A number of heavy oil or tar accumulations have been reported in several Middle East reservoirs. Heavy oil is often overlooked as a resource because of the expense and technical challenges associated with producing it.
But more than 6 trillion barrels of oil in place attributed to the heaviest hydrocarbon. Most of the conventional onshore hydrocarbon reservoirs have been depleted, and time of easy hydrocarbon is over; so, it is prudent to look into the unconventional reservoirs like heavy oil. An accurate evaluation and characterization is obviously crucial to its efficient exploitation. The evaluation and characterization of heavy oil depends on its identification, quantification, analysis of representative fluid sample and reservoir properties.
The methods proposed in the literature might be successful in identifying heavy oil reservoirs but are less reliable for quantifying the amount of heavy oil, and are insensitive to oil viscosity, the key property that controls the producibility of heavy oil.
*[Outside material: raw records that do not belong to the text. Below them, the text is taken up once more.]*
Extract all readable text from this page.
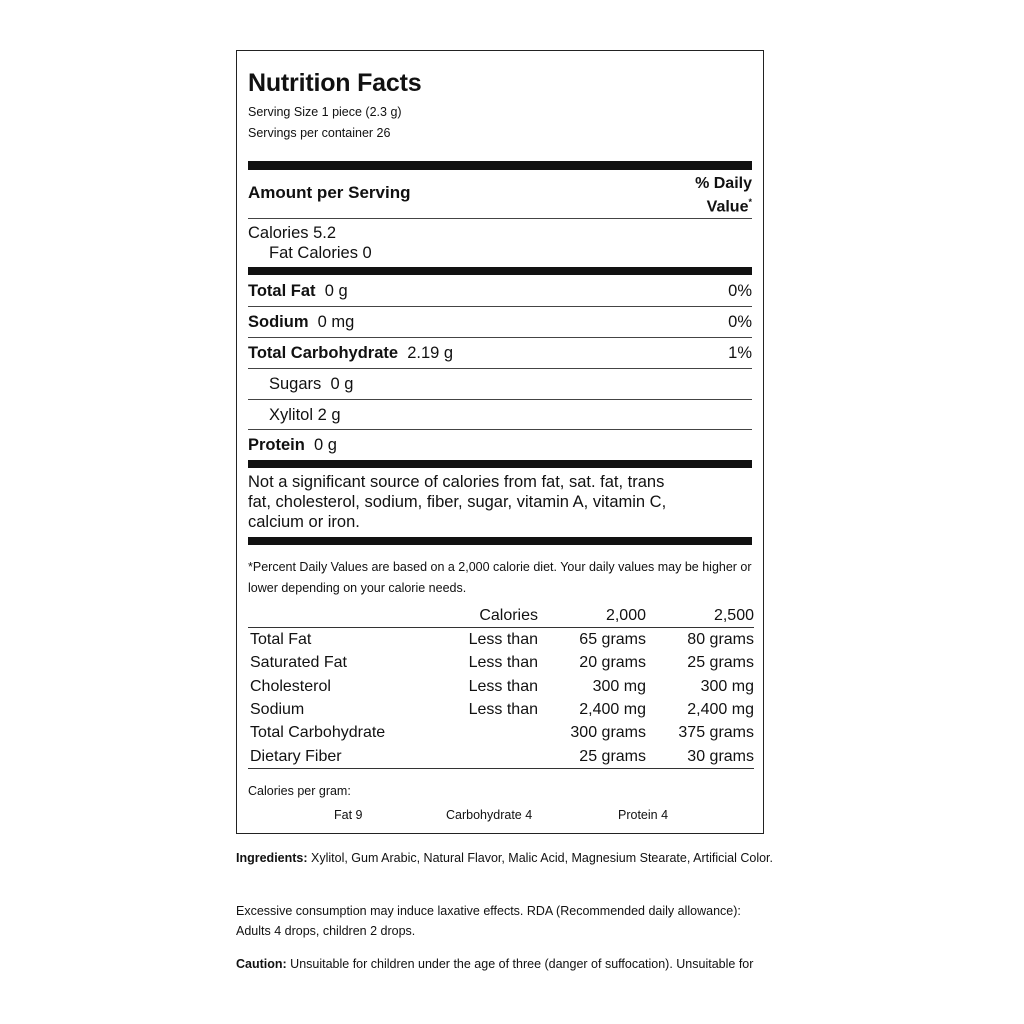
Nutrition Facts
Serving Size 1 piece (2.3 g)
Servings per container 26
Amount per Serving	% Daily
Value*
Calories 5.2
Fat Calories 0
Total Fat 0 g	0%
Sodium 0 mg	0%
Total Carbohydrate 2.19 g	1%
Sugars 0 g
Xylitol 2 g
Protein 0 g
Not a significant source of calories from fat, sat. fat, trans fat, cholesterol, sodium, fiber, sugar, vitamin A, vitamin C, calcium or iron.
*Percent Daily Values are based on a 2,000 calorie diet. Your daily values may be higher or lower depending on your calorie needs.
	Calories	2,000	2,500
Total Fat	Less than	65 grams	80 grams
Saturated Fat	Less than	20 grams	25 grams
Cholesterol	Less than	300 mg	300 mg
Sodium	Less than	2,400 mg	2,400 mg
Total Carbohydrate		300 grams	375 grams
Dietary Fiber		25 grams	30 grams
Calories per gram:
Fat 9	Carbohydrate 4	Protein 4
Ingredients: Xylitol, Gum Arabic, Natural Flavor, Malic Acid, Magnesium Stearate, Artificial Color.
Excessive consumption may induce laxative effects. RDA (Recommended daily allowance): Adults 4 drops, children 2 drops.
Caution: Unsuitable for children under the age of three (danger of suffocation). Unsuitable for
Heavy oil characterization is incomplete without the sampling of fluid in the reservoir environment. It is often desirable to acquire the sample with wireline formation tester tool and integrate the in-situ fluid properties with NMR logs.
In this study we successfully integrate, conventional logs, NMR logs, in-situ fluid sample, PVT data and conventional core data for identification and quantification of heavy oil present in the pore space. This integrated study overcomes the limitations of individual techniques. Our case study shows that the porosity deficit between conventional total porosity and NMR porosity gives the identification of heavy oil present in the pore space, this difference between two porosities represents the extra viscous component of fluid that are not observable by the NMR tool. The amount of porosity deficit is the amount of extra heavy oil / tar in the pore space and this gives the quantification of the same.
Conventional and NMR derived reservoir properties are required to be integrated with conventional core porosity, permeability, water saturation and viscosity derived from PVT sample in order to characterize Heavy Oil in Clastic Reservoirs.